Aclimate-se ou sofra as consequências

Como todos já sabem, é o que faz a diferença, testei, comprovei, e quase não voltei e junto tinha um amigo.

Junho de 2003 saímos de São Paulo direto a La Paz, Huayna Potosi foi a montanha escolhida.
Chegamos em La Paz à tarde, no mesmo dia fizemos os preparativos e no dia seguinte as 16 hs ja estávamos a 5.200m no campo roca.

Para explicar melhor, saímos de Santa Cruz que esta a 400 metros do nível do mar e fomos para La Paz a 3.600m, no dia seguinte estávamos a 5.200 metros no Campo Roca.
Adivinha o que aconteceu? 

Muito mal estar, tontura, enjôo, falta de ar, tosse, dor de cabeça, ou melhor, prestes a ter um edema.

À 1 hora da manhã hora prevista para sair, César não pode sair da barraca para escalar e eu não sabia, se ia ou não ia, entre uma vontade de vomitar e outra resolvi ir, escalei como uma tartaruga atordoada, cheguei até 5.700m depois de algumas poucas horas.

Eu e meu parceiro de cordada Juan, um chileno que estava vivendo em La Paz a 3 meses.
Falei para ele que era melhor eu voltar, tinha força (ou achava que tinha) para chegar ao cume, mas não teria forças para voltar de lá, ficamos um pouco parado na primeira Pala, (primeira passagem técnica) sentado num pequeno plato de gelo de costas para uma grande greta de uma coloração de azul incrível, falei se ele quisesse seguir sem mim para seguir que eu voltaria dali.
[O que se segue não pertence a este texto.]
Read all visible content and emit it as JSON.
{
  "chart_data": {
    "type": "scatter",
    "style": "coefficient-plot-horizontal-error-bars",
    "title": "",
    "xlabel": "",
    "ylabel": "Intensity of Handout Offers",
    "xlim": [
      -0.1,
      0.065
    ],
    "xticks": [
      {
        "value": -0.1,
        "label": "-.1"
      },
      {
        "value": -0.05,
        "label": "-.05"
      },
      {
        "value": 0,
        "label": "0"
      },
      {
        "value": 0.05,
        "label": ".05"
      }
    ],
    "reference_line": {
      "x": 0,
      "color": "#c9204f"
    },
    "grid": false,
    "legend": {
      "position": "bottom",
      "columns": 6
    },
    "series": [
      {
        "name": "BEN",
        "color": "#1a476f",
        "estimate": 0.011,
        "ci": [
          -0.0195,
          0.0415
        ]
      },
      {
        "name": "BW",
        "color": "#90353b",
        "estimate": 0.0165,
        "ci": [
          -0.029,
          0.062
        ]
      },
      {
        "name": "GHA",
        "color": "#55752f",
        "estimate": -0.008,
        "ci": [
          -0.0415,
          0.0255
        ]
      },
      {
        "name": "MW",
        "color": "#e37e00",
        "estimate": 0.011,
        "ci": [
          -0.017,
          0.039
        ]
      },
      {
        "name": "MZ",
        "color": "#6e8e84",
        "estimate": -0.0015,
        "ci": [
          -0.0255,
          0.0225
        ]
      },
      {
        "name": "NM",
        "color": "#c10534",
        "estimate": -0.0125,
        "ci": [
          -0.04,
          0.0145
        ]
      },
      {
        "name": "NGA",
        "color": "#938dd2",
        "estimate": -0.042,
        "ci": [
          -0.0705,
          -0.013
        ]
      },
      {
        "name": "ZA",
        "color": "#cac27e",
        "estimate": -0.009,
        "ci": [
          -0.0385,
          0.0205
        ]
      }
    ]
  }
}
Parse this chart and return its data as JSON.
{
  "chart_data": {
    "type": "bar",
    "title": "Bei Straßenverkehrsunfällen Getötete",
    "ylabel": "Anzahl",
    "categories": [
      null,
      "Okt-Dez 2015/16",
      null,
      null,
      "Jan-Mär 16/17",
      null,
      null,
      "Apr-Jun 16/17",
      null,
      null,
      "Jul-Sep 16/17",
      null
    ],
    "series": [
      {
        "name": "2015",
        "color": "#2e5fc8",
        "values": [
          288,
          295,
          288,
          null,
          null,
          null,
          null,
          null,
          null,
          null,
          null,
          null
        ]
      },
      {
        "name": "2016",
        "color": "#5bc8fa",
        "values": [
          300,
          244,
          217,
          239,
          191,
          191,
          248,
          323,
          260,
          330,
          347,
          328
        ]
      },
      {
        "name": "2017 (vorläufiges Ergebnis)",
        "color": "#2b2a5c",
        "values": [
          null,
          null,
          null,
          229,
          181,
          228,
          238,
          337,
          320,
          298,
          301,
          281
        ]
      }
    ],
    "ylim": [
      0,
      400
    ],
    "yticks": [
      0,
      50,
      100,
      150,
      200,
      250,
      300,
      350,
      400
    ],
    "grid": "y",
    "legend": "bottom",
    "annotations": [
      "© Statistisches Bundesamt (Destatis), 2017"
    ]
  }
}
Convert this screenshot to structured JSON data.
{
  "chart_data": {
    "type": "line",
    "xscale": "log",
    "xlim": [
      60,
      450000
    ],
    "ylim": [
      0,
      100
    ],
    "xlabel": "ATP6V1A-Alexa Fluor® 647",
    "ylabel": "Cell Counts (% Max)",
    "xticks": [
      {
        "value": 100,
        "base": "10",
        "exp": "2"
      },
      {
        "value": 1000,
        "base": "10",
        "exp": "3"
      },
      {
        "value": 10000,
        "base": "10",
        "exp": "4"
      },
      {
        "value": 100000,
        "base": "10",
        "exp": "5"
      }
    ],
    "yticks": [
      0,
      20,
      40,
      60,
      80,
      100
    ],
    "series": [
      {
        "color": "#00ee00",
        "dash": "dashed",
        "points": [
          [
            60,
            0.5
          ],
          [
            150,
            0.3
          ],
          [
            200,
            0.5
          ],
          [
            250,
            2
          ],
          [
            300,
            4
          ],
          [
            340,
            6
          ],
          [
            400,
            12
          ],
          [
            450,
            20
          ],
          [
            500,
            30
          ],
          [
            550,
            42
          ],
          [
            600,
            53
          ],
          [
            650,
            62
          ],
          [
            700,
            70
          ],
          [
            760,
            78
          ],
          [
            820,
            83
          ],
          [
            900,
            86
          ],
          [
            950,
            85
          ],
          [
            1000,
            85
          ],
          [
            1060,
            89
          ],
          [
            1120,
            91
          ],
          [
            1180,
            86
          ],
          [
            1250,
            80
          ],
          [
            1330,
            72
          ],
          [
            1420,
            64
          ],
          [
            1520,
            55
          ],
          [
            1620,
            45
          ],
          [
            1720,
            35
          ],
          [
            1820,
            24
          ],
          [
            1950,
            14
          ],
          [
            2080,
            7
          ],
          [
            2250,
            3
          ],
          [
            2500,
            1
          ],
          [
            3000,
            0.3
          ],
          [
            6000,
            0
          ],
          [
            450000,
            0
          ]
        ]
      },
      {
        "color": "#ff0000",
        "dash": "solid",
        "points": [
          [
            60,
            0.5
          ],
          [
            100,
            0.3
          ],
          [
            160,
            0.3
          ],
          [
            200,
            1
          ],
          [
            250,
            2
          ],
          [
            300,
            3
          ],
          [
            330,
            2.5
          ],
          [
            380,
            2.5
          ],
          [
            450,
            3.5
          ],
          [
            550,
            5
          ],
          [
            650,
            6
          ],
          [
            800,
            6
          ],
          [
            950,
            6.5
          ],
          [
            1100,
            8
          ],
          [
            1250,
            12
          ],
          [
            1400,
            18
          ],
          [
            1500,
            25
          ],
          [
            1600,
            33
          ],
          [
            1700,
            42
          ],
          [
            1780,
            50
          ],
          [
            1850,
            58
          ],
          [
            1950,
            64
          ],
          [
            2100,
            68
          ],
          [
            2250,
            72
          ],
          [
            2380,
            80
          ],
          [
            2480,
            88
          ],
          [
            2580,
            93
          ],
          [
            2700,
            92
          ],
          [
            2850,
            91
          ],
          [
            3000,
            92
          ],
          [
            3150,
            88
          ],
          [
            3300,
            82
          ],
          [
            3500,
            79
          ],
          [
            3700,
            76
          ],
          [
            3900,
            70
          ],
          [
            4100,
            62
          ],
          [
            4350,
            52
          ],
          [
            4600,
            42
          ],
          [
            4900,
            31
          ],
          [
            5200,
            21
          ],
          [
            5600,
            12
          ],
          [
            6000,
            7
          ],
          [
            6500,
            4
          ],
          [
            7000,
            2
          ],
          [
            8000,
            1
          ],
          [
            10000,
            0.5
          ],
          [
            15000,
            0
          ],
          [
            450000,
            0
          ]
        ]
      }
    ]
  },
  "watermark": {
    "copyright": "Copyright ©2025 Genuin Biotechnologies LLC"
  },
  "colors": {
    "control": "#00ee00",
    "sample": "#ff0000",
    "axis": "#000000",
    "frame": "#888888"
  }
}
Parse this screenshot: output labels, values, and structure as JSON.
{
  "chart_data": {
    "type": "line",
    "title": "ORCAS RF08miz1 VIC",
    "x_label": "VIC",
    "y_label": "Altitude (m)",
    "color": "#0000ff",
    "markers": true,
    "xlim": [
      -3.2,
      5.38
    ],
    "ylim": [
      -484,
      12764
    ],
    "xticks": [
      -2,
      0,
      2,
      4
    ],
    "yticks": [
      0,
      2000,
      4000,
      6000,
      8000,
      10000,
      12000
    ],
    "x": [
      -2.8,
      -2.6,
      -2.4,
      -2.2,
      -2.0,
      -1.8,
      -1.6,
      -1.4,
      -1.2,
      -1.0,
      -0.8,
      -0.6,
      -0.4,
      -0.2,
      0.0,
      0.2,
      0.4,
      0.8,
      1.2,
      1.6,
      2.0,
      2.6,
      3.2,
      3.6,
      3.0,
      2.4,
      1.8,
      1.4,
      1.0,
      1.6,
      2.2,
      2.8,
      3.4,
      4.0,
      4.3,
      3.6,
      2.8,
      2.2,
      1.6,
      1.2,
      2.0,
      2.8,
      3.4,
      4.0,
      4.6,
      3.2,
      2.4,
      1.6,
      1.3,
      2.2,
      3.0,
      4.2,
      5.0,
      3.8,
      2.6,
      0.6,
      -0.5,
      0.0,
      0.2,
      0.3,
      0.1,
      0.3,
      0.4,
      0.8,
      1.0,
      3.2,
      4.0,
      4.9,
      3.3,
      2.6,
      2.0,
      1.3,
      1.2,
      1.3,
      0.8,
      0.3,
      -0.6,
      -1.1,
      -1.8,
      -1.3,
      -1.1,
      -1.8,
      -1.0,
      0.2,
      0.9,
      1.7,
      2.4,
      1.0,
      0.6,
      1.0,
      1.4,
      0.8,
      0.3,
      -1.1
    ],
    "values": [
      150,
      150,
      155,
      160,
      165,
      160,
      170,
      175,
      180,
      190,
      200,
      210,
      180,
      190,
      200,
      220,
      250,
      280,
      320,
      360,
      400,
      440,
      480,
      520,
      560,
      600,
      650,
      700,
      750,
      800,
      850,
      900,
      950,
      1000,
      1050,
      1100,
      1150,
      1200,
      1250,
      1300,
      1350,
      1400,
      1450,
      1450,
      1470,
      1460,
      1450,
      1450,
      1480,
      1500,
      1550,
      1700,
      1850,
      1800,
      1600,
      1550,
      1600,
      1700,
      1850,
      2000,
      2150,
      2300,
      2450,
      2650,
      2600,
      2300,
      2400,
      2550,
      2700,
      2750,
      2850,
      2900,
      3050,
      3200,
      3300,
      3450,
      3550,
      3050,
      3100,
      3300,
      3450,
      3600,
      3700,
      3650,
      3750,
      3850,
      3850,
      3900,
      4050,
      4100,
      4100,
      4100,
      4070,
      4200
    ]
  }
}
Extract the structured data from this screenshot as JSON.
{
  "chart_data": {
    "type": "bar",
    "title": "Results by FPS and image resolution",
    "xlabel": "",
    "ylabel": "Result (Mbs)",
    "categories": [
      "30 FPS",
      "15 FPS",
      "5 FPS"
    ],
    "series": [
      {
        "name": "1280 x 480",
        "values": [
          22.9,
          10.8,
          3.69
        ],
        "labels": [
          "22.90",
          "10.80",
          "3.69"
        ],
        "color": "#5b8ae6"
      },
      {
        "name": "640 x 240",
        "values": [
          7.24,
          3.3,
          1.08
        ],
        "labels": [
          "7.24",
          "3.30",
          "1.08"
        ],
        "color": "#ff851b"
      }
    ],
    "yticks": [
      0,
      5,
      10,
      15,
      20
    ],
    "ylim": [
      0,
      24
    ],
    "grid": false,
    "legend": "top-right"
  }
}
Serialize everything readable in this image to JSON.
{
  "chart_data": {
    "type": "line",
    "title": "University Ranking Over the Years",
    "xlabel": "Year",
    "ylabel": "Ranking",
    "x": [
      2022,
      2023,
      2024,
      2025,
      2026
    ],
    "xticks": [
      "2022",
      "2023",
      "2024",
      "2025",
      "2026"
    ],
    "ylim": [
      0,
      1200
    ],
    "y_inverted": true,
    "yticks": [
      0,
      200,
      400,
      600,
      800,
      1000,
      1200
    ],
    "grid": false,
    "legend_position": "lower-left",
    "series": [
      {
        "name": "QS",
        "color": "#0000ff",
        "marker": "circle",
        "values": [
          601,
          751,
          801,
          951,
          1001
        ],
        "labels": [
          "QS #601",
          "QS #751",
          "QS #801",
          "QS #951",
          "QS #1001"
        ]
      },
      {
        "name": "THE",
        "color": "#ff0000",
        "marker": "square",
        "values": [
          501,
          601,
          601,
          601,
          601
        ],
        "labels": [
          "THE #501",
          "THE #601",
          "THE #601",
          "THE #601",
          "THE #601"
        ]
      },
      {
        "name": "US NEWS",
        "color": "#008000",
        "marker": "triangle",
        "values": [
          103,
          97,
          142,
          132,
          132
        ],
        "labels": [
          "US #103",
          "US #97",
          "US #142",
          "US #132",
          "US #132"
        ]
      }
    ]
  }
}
E assim foi, eram às 5:00 am, fiquei no meio da primeira Pala, uma parede de mais ou menos 50º de inclinação, pensando se descia ou esperava começar a clarear.
Resolvi começar a descer, mas eu estava muito atordoado, tinha muito sono e por esse tempo que fiquei parado ali, minhas forças se esvaíram e não tinha quase mais forças para nada.
Quando ia começar a descer meu head lamp apagou, tinha que trocar de pilhas, tirei minhas luvas, mas até pegar as pilha e abrir o compartimento para colocar-las já não sentia meus dedos e não sentia os pólos da pilha na escuridão daquela noite sem luar.


Não conseguia colocar-las certo pois não via praticamente nada. Depois de minutos tentando e meu raciocínio muito lento, lembrei de pegar a máquina fotográfica, antes de bater a foto, à câmera acende uma luz que é para focar, usei esta luz para acertar a posição das pilhas, assim pude começar a descer.

Resumindo, no meio da descida que tinha de desnível 500 metros verticais até o campo alto, dormi e acordei diversas vezes, parava, me jogava no chão e dormia por algum tempo, nas decidas de paredes mais íngremes enfiava os piolets com o resto da força que me sobrava e dormia e sempre dispertava com uma voz dizendo: Tem que descer, levanta, tem que descer....

Então amanheceu, e comecei a ver o acampamento, estava a uns 300 metros de distancia de mim, mais pareciam 3 km, já não podia quase andar, dava 5 passos de meio pé de distância e sentava, torcendo para alguém do acampamento sair da barraca e me ver, assim poderia me ajudar.

Onde se podia escorregar eu tentava escorregar de bunda, às vezes pegava um pouco de velocidade, então freava com um dos piolets, e ficava com o braço esticado e todo corpo sem ter força para me puxar e retirar a piqueta.

E assim cheguei no acampamento, larguei todo equipo na porta da barraca, acho que não tirei nem as botas, isso já era mais ou menos 7:30 am. lembro do meu amigo perguntado: "Chegou"? e eu mal respondi que não.

Sempre escutava sobre o Soroche, o mal da montanha, mas nunca tinha sentido alem de uma leve dor de cabeça e queria ter e sentir uma experiência desta, para ver realmente como era. Assim entenderia melhor e poderia montar um bom plano de aclimatação, queria ver por mim mesmo, já tinha lido e escutado de como seria e sabia que talvez tivesse problemas, mas sentir na pele é outra coisa.

Lá percebi que quando se morre na montanha por cansaço, não deve ser ruim, deve ser sem dor, é um estado que em 10 segundo você esta dormindo e sonhando, e de repente você acorda e escuta, tem que descer, tem que descer e ao mesmo tempo uma outra voz fala, descansa mais um pouco e quando vai ver, esta acordando outra vez, é muito insano.

Como experiência valeu, mas nunca mais quero passar por isso.

Em uma das muitas paradas para descansar, logo após o amanhecer, chegando no acampamento alto.